According to many in the historical profession today, any sort of grand narrative of the past is frowned upon. Even as hard-nosed a historian as Richard D. Brown, who has written several substantial synthetic studies of early America, has succumbed to the postmodern skepticism of the present climate to the point where he doubts the possibility any longer of historians' writing large-scale synthetic accounts of the past. In his presidential address to the Society of the Early Republic, published in 2003, Brown stated that historians' claims to be telling the truth now stand on shaky ground. 'Syntheses cannot make the strongest truth claims because they are based on such selectively chosen facts.' He suggested that historians should escape from this dilemma by writing microhistories, small studies of particular localities, persons, or events. 'By exploring a finite subject exhaustively (though not definitively), the microhistorian commands the evidence on that subject beyond challenge; so within that topic readers learn to accept his or her authority.'" Certainly microhistory has flourished since the mid-1990's... But...Wood goes on to cite specific authors and texts discussed elsewhere in the chapter.

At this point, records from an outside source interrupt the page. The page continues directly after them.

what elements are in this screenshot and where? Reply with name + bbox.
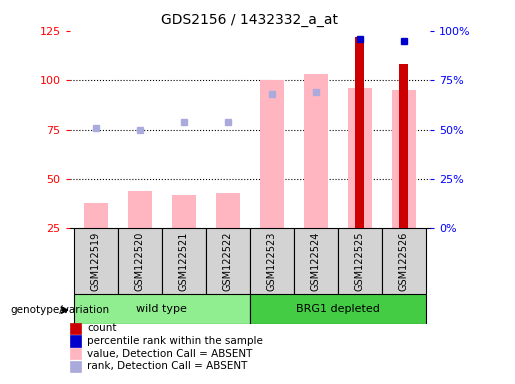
- Text: BRG1 depleted: BRG1 depleted: [296, 304, 380, 314]
- Bar: [216, 193, 240, 228]
- Bar: [400, 65, 408, 228]
- Bar: [260, 80, 284, 228]
- Bar: [162, 228, 206, 294]
- Text: GSM122519: GSM122519: [91, 232, 101, 291]
- Bar: [171, 195, 196, 228]
- Text: GSM122522: GSM122522: [223, 232, 233, 291]
- Text: GSM122523: GSM122523: [267, 232, 277, 291]
- Text: rank, Detection Call = ABSENT: rank, Detection Call = ABSENT: [87, 361, 247, 371]
- Bar: [391, 90, 416, 228]
- Bar: [294, 228, 338, 294]
- Text: GSM122526: GSM122526: [399, 232, 408, 291]
- Text: genotype/variation: genotype/variation: [10, 305, 109, 315]
- Text: GSM122524: GSM122524: [311, 232, 321, 291]
- Bar: [304, 74, 328, 228]
- Bar: [118, 228, 162, 294]
- Bar: [74, 294, 250, 324]
- Text: GSM122521: GSM122521: [179, 232, 189, 291]
- Bar: [382, 228, 425, 294]
- Text: GSM122525: GSM122525: [355, 232, 365, 291]
- Bar: [348, 88, 372, 228]
- Bar: [250, 228, 294, 294]
- Bar: [250, 294, 425, 324]
- Bar: [355, 36, 364, 228]
- Text: wild type: wild type: [136, 304, 187, 314]
- Title: GDS2156 / 1432332_a_at: GDS2156 / 1432332_a_at: [161, 13, 338, 27]
- Bar: [84, 203, 108, 228]
- Bar: [74, 228, 118, 294]
- Bar: [338, 228, 382, 294]
- Text: percentile rank within the sample: percentile rank within the sample: [87, 336, 263, 346]
- Text: value, Detection Call = ABSENT: value, Detection Call = ABSENT: [87, 349, 252, 359]
- Text: GSM122520: GSM122520: [135, 232, 145, 291]
- Text: count: count: [87, 323, 116, 333]
- Bar: [128, 191, 152, 228]
- Bar: [206, 228, 250, 294]
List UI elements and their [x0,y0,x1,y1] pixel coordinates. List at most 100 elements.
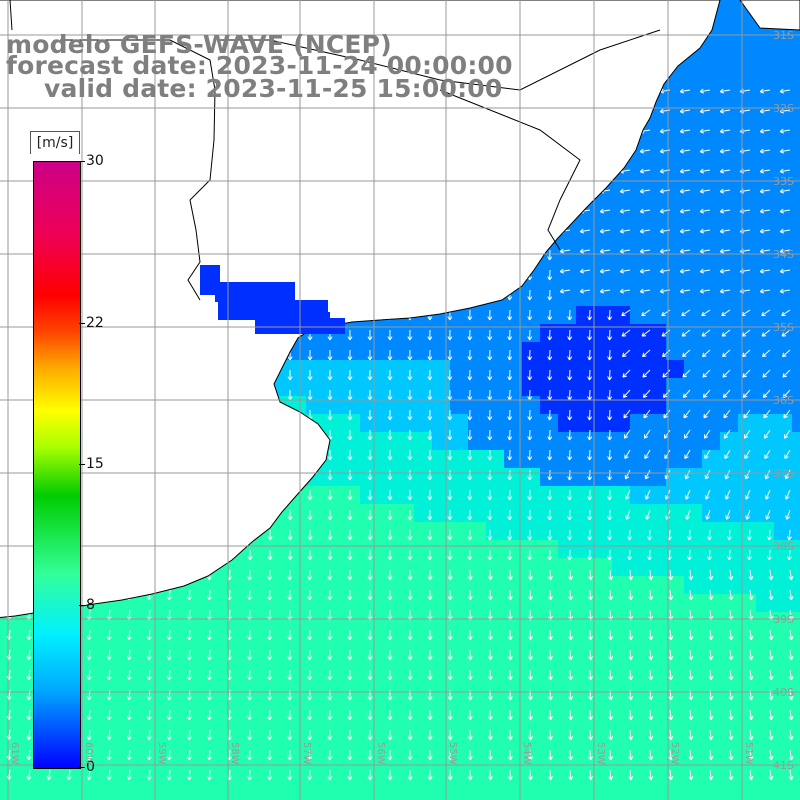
wind-arrow [487,369,493,381]
wind-arrow [186,749,192,761]
wind-cell [558,234,577,253]
wind-arrow [427,649,433,661]
wind-arrow [567,769,573,781]
wind-arrow [622,349,631,358]
wind-cell [594,558,613,577]
wind-cell [720,396,739,415]
wind-cell [720,486,739,505]
wind-arrow [467,549,473,561]
wind-cell [630,342,649,361]
wind-arrow [599,228,611,234]
wind-cell [216,576,235,595]
wind-arrow [688,669,694,681]
wind-cell [792,414,800,433]
wind-cell [540,540,559,559]
wind-cell [648,414,667,433]
wind-cell [702,342,721,361]
wind-cell [630,432,649,451]
wind-cell [630,360,649,379]
wind-arrow [327,589,333,601]
wind-arrow [467,589,473,601]
wind-cell [378,522,397,541]
wind-cell [414,360,433,379]
wind-arrow [628,769,634,781]
wind-cell [378,540,397,559]
wind-arrow [367,509,373,521]
wind-cell [630,198,649,217]
wind-cell [288,648,307,667]
wind-cell [360,612,379,631]
wind-arrow [467,429,473,441]
wind-arrow [467,349,473,361]
wind-cell [288,522,307,541]
wind-cell [738,504,757,523]
wind-cell [414,486,433,505]
wind-cell [720,630,739,649]
wind-cell [792,378,800,397]
wind-arrow [547,629,553,641]
wind-arrow [759,248,771,254]
wind-arrow [759,128,771,134]
wind-cell [774,288,793,307]
wind-arrow [679,108,691,114]
wind-cell [450,450,469,469]
wind-cell [756,738,775,757]
wind-cell [666,306,685,325]
estuary-cell [300,312,330,332]
wind-cell [144,702,163,721]
wind-arrow [307,649,313,661]
wind-cell [684,180,703,199]
wind-arrow [367,709,373,721]
wind-cell [774,504,793,523]
wind-cell [450,396,469,415]
wind-cell [594,306,613,325]
wind-cell [108,684,127,703]
wind-cell [540,432,559,451]
wind-cell [684,738,703,757]
wind-cell [558,414,577,433]
wind-cell [558,324,577,343]
wind-cell [792,738,800,757]
wind-arrow [788,729,794,741]
wind-arrow [547,589,553,601]
wind-cell [414,558,433,577]
wind-cell [756,648,775,667]
wind-cell [396,576,415,595]
wind-cell [18,666,37,685]
wind-cell [324,522,343,541]
wind-cell [216,792,235,800]
wind-cell [702,576,721,595]
wind-arrow [527,669,533,681]
wind-cell [702,666,721,685]
wind-cell [774,234,793,253]
wind-cell [648,450,667,469]
wind-cell [432,648,451,667]
wind-arrow [788,569,794,581]
wind-arrow [327,410,333,421]
wind-cell [648,504,667,523]
wind-arrow [327,749,333,761]
wind-cell [450,720,469,739]
wind-cell [576,234,595,253]
wind-cell [774,558,793,577]
wind-cell [792,612,800,631]
wind-cell [702,234,721,253]
wind-arrow [702,369,711,378]
wind-arrow [779,268,791,274]
wind-cell [216,666,235,685]
wind-cell [612,738,631,757]
wind-arrow [701,329,711,337]
wind-arrow [427,369,433,381]
wind-arrow [619,268,631,274]
wind-cell [450,648,469,667]
wind-cell [630,702,649,721]
wind-arrow [668,649,674,661]
wind-arrow [762,389,771,398]
longitude-label: 58W [229,742,240,765]
wind-cell [504,486,523,505]
wind-arrow [648,709,654,721]
wind-arrow [587,629,593,641]
wind-arrow [728,589,734,601]
wind-cell [612,612,631,631]
latitude-label: 38S [773,540,794,553]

He cites one microhistorian who went on to write a "grand narrative of political history" in 2005, which won a Bancroft Prize. Wood calls this "a welcome sign of change."
My comments:
Some dilemmas can't be escaped from forever. Eventually, I suppose, all these vigorous microhistories will surely contribute towards something larger, but what that might be we surely cannot predict.
Again, though, Wood's focus is on American History. One parallel I see with Biblical Studies is the pattern of specialization. But as with microhistories, one hopes that eventually all such knowledge might converge.
Meanwhile, apparently, not all grand narrative writers are going to remain on the sidelines. Nor should they.